Micronaut: Innovation Under the Hood

Last week, Rob announced Micronaut, our new BDD framework written by Chad Humphries. I’ve been itching to write about Micronaut as well, and my take on it is similar to Rob’s, although I start with a very different perspective.

It’s a little surprising that I’m excited about Micronaut. I’m sort of a Ruby old-timer, and I’ve never been that excited about RSpec or any of the other Ruby test frameworks that have appeared over the last few years. Yes, they offer some advantages in some cases, but I’ve always seen the improvements as incremental rather than revolutionary. I like RSpec’s facilities for structuring tests, but should never struck me as a radical improvement in expressiveness. In fact, I frequently run into situations where I think a well-crafted assertion is much clearer than a should expression.

I just never got the BDD religion, in other words.

What I like about Micronaut is that its innovation is mostly under the hood, rather than on the surface. Rather than designing some new variation on how we express our tests, Chad opted for RSpec compatibility and built a really nice engine for loading and running RSpec-style tests. Architecture matters, and Micronaut’s architecture is a joy.

First of all, as Rob noted, Micronaut is small, easy to understand, and fast. That makes it fun to hack on, and great to use on projects. It also gives me confidence; simple tools tend to be more robust, and I want that in my testing tool.

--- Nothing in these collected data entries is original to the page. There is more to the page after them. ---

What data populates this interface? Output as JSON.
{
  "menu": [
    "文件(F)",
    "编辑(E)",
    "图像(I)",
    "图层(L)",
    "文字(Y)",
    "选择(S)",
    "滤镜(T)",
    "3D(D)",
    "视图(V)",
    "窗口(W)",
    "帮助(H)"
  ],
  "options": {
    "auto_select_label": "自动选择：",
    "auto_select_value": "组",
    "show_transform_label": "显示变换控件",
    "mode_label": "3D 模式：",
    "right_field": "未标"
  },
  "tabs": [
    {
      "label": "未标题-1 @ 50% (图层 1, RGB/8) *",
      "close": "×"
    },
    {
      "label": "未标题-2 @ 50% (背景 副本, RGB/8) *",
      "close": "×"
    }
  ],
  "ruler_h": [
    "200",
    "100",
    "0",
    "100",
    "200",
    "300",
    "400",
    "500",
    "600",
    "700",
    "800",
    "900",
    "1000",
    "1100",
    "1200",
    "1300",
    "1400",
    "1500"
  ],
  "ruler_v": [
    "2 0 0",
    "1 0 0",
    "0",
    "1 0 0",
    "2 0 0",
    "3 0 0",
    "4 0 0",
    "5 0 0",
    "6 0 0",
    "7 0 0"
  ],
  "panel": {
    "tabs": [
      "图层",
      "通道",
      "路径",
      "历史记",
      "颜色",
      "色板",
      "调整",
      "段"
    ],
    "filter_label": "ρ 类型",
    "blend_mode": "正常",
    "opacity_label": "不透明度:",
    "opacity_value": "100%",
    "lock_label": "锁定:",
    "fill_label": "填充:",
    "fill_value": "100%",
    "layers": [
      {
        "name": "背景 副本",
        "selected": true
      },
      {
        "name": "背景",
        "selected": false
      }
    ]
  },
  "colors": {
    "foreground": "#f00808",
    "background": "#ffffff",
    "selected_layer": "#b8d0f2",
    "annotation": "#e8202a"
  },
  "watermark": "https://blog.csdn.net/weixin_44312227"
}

Second, Micronaut’s architecture provides a lot of flexibility. To illustrate that, while attending talks at QCon a couple weeks ago, I added test/unit compatibility to Micronaut. Here’s a short example that mirrors Rob’s example from last week, but in a test/unit style:

  require 'micronaut/unit'

  Micronaut.configure do |config|
    config.filter_run :focused => true
  end

  class MicronautMetadataTest < Micronaut::Unit::TestCase

    # 'testinfo' allows declaring metadata for a test, and works
    # like Rake's 'desc' method: it applies to the next test.

    testinfo :focused => true
    def test_this_will_definitely_run    
      assert self.running_example.metadata[:focused]
    end

    def test_this_never_runs
      flunk "shouldn't run while other specs are focused"
    end

    testinfo :pending => true
    def test_this_is_pending
    end

    testinfo :speed => 'slow'
    def test_too_slow_to_run_all_the_time
      sleep(10000)
      assert_equal 4, 2+2
    end
  end

I don’t know how interesting test/unit compatibility is in its own right. I certainly wouldn’t claim that the example above is superior to the RSpec equivalent. But it was a fun exercise to really prove Micronaut’s design. It only took a few hours (of partial attention) and it clocks in at under 200 lines of code (plus `assertions.rb` from the test/unit codebase). I love the idea of the testing API and the test execution engine not being so tightly coupled. And it might be very useful if you have existing tests written with test/unit and you’d like to gain the benefit of Micronaut’s metadata support.

Which brings me to Micronaut’s best feature. Almost all unit-testing frameworks incorporate some support for test suites, but suites have never lived up to their promise. It would be nice to have tests organized in suites for distinct purposes, but the setup and maintenance costs associated with suites have meant that very few teams make good use of them. Micronaut’s metadata is a different—and much better—solution to the same problem. As some have noted, the idea is similar to Cucumber’s support for tags. Just attach metadata of your choice to Micronaut tests or examples, and then you can use that metadata to select what tests are run in different situations.

At the moment, test/unit compatibility is only available in my fork of Micronaut. It allows using RSpec-style describe and it blocks alongside test/unit-style test methods, and supports test blocks à la Context and ActiveSupport. I don’t think we’ll pull this completely into Micronaut; I think it would work better as a separate gem. But I’d love to get your feedback about the whole idea.